Kenya has established itself as Africa's go-to destination for investors unable to get into and out of Nigeria. However, a crippling budget deficit and an unbalanced economy mean this play could easily come undone.
Speaking to Citywire Selector, the AA-rated duo, who run the Charlemagne OAKS Emerging and Frontier Opportunities fund, said they had opened the 1% short as they view Kenya's economy as potentially unstable.
'We've put in a short position on Kenya. It has huge current account and budget deficits, which make for a very risky economy.
‘The large agricultural sector of the economy is very dependent on rainfall. In an economy that has big twin deficits, you don't need much of a rainfall shock in order for the currency to come under substantial pressure.’
September’s factsheet shows a 1.2% long allocation to Kenya, an allocation the duo had made when the country brought in new rules for the banks that capped loan rates and subsequently put a floor on deposit rates.

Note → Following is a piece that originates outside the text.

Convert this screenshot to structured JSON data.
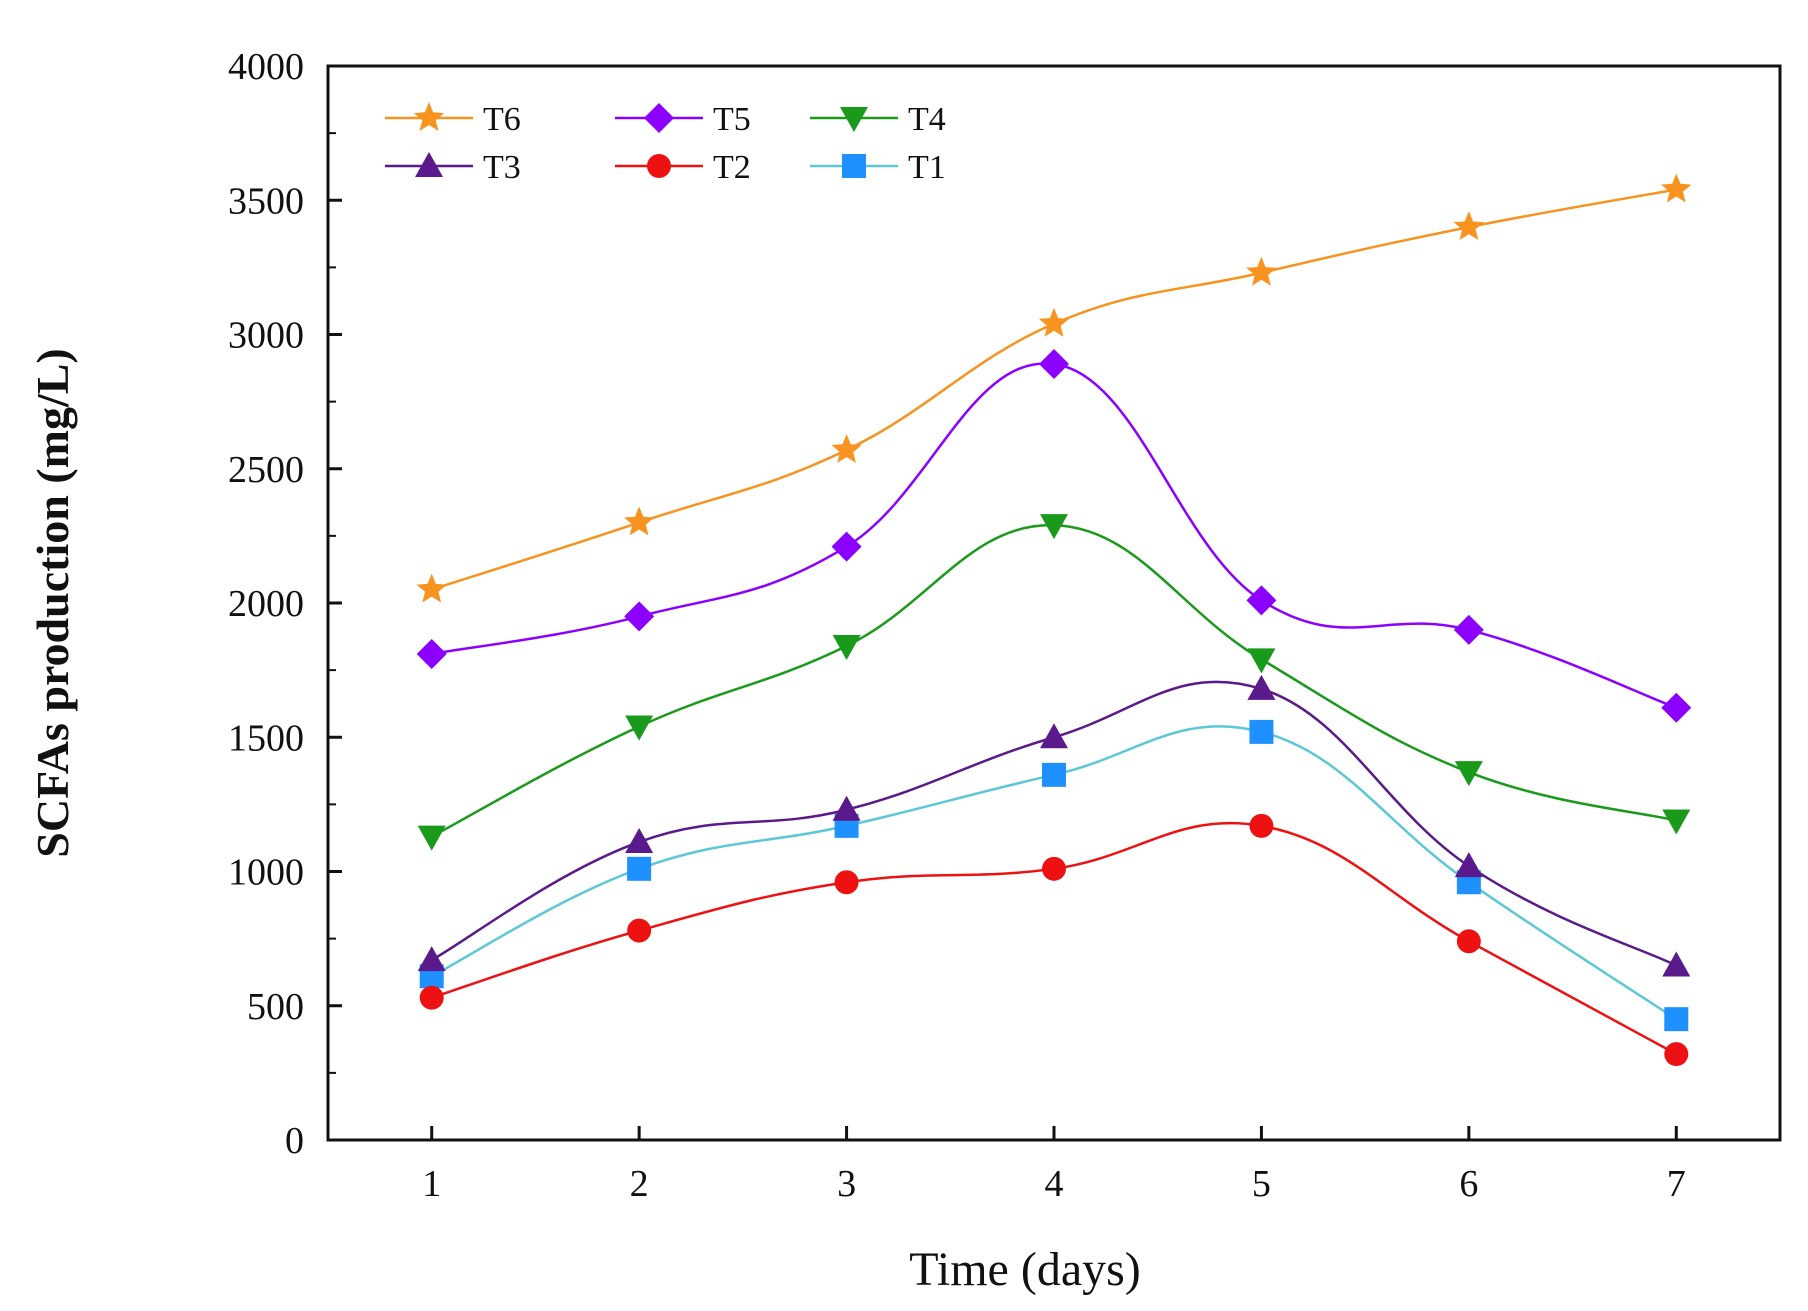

'Kenyan banks had been making far too much money for too long, the new rule was a populist move to punish the banks whose profitability has been reduced substantially.
'Like most African countries, we are concerned about the macro situation in Kenya. Where you already have a high budget deficit partnered with an impending election next year, it's likely the budget deficit will only increase.’
Bokor-Ingram and Bottcher said investors have used Kenya as a placeholder in Africa, as many are unable to invest in other nations such as Egypt.
'Investors can't get into Nigeria and they can't get into Egypt because of capital controls. So what do you buy if you're an African fund? Kenya.'
'Some stocks are now overpriced, and that is something we have been taking advantage of.’
The Charlemagne OAKS Emerging and Frontier Opportunities fund returned 24.0% over the three years to the end of October 2016, in the Emerging Market Equity Including Asia category. This compares with a sector average of 3.3% over the same time period.